Histoire sans fin (II)

fragon

Je te questionne souvent sur ce jour-là. Qu’avais-tu vu ?

M’avais-tu vue, plantée sur mes deux jambes, à peine attachée à la terre, avec cette envie de mort qui me plombait les gencives et m’agaçait les dents ?

Tu te contentes de sourire et marmonnes quelques réponses inaudibles. Je prends ça pour un aveu et me sers à la louche, complétant moi-même les vides. Je ne saurai jamais en fait et quoi que tu prétendes, je n’en aurai aucune certitude.

C’est comme ça les rencontres. Ce sont des interférences dans nos vies dont on a peine à croire qu’elles peuvent parfois avoir des suites.

Moi, je tremblais de tous mes membres, assourdie par cette voix intérieure qui ravageait tous les engagements que je m’étais fixés et ne cessait de marteler « Je le veux , je le veux, il me le faut». Tu n'étais qu' un pur objet de convoitise. Hors de question que tu m’échappes, que je te perde, que ma vie retourne au point où elle se trouvait juste avant que tu n’entres dans cette pièce. En rien le ciel ne s’était manifesté, mais tu étais celui que j’attendais. Aucun signe avant-coureur. Soudain, la vie devant moi.

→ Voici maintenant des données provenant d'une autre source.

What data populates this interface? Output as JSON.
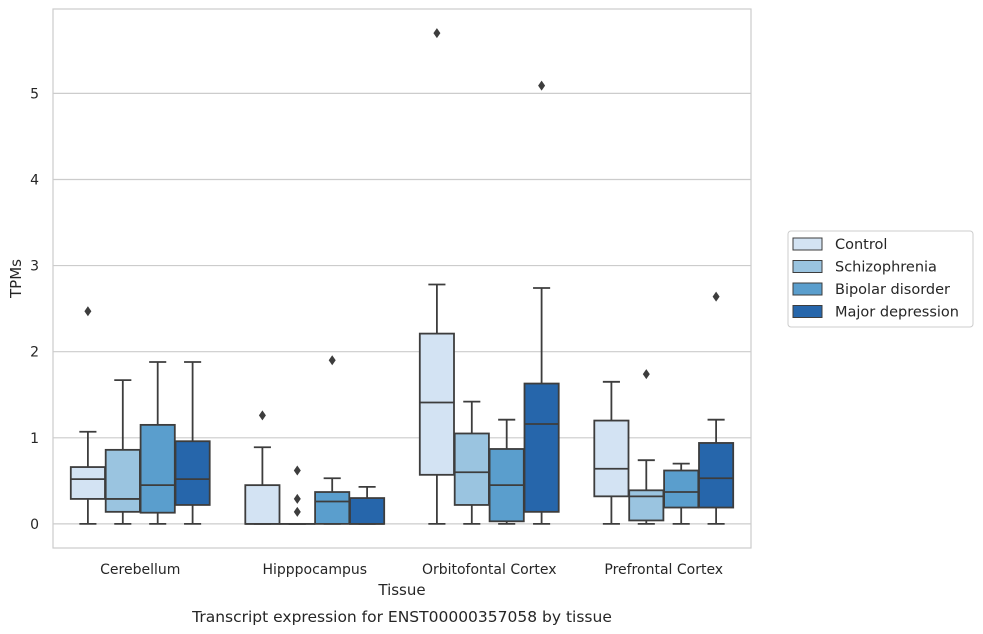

Je te questionne parce que j’aime mettre chaque chose à sa place. Je crois que je suis sur terre pour cela. Obtenir des réponses et ranger mes effets très personnels. Aujourd’hui je ne peux toujours pas renoncer à jouer à « Combien tu m’aimes ? ». Vingt ans à te soumettre à la question. Celle à laquelle tu te dois de répondre sans te tromper. Si tu te trompais, la peine que tu m’infligerais serait énorme.

Le moment où je te la pose a sa propre importance. C’est rarement par beau temps, très souvent par grand vent et tempête en mer. Voire houle sévère. J’ai sûrement quelque chose à me faire pardonner. Une colère, un éclat, une injustice crasse. Un de ces débordements dont je suis spécialiste et dont tu es le seul à savoir combien ils me navrent, combien ils me rongent et me déstabilisent. Plus je crie fort et plus le cri provient d’une douleur atrocement réactivée. Sel sur des plaies enfouies.

Une fois que je t’ai interrogé, j’attends. Fébrile, anxieuse, inquiète comme une enfant rongée par les remords. Tu me regardes. Je quête ta clémence. Je veux une réponse forte. Les phrases qui me permettront de m’en retourner au monde et d’y reprendre mes combats de moulin à vent.

Parfois, tu n’es pas au courant de ce que j’ai fait. Je n’ai pas osé avouer. Tu n’as droit qu’à cette boule d’électricité vivante érigée en face de toi. Tu navigues à vue. Tu sondes. La lumière n’est pas encore levée. Ça viendra au bout de deux nuits à ruminer mes erreurs. Tu ne sais donc rien encore. Et je veux l’absolution avant même la confession. C’est pour cela entre autres que je t’aime. Ce pouvoir que j’avais en moi, c’est à toi que je le confiais.

Alors tu réponds. En général tu m’aimes plus que le ciel et la terre réunis, plus fort que le soleil, plus long que la distance de la terre à la lune. Je soupire d’aise.

Mais parfois, tu refuses de te prêter à mon jeu et la sanction tombe. Je suis allée trop loin. Tu m’aimes « 8 ». Tu « ne m’aimes pas aujourd’hui ». Je tangue. J’insiste. Tu maintiens ta position. Je hausse les épaules, je sais bien moi que tu m’aimes outre mesure voire plus qu’il n’en faut.

J’étais sage. Je me devais de l’être. J’avais promis. Je me tenais tranquille depuis à peine un an.

Ainsi à peine te découvrais-je que ma promesse s’étiolait, provoquant en moi un affaiblissement maladif. Jour après jour, je m’auscultais pour savoir ce que je devais faire. Tu devenais invisible. Il m’arrivait parfois de t’apercevoir de loin alors que je me trouvais moi-même inapte à t’approcher, à te parler. L’eau nous entourait sans qu’aucun corridor humanitaire ne vît le jour. Je mis six mois à recroiser ta route. Six mois à essayer de garder mon cap, accumulant en moi les faux-semblants, simulant les sentiments, prête à passer l’arme à gauche si la vie s’entêtait à vouloir nous en tenir là. Une malandre mauvaise me rendait peu à peu inutilisable. Bloquée à quai.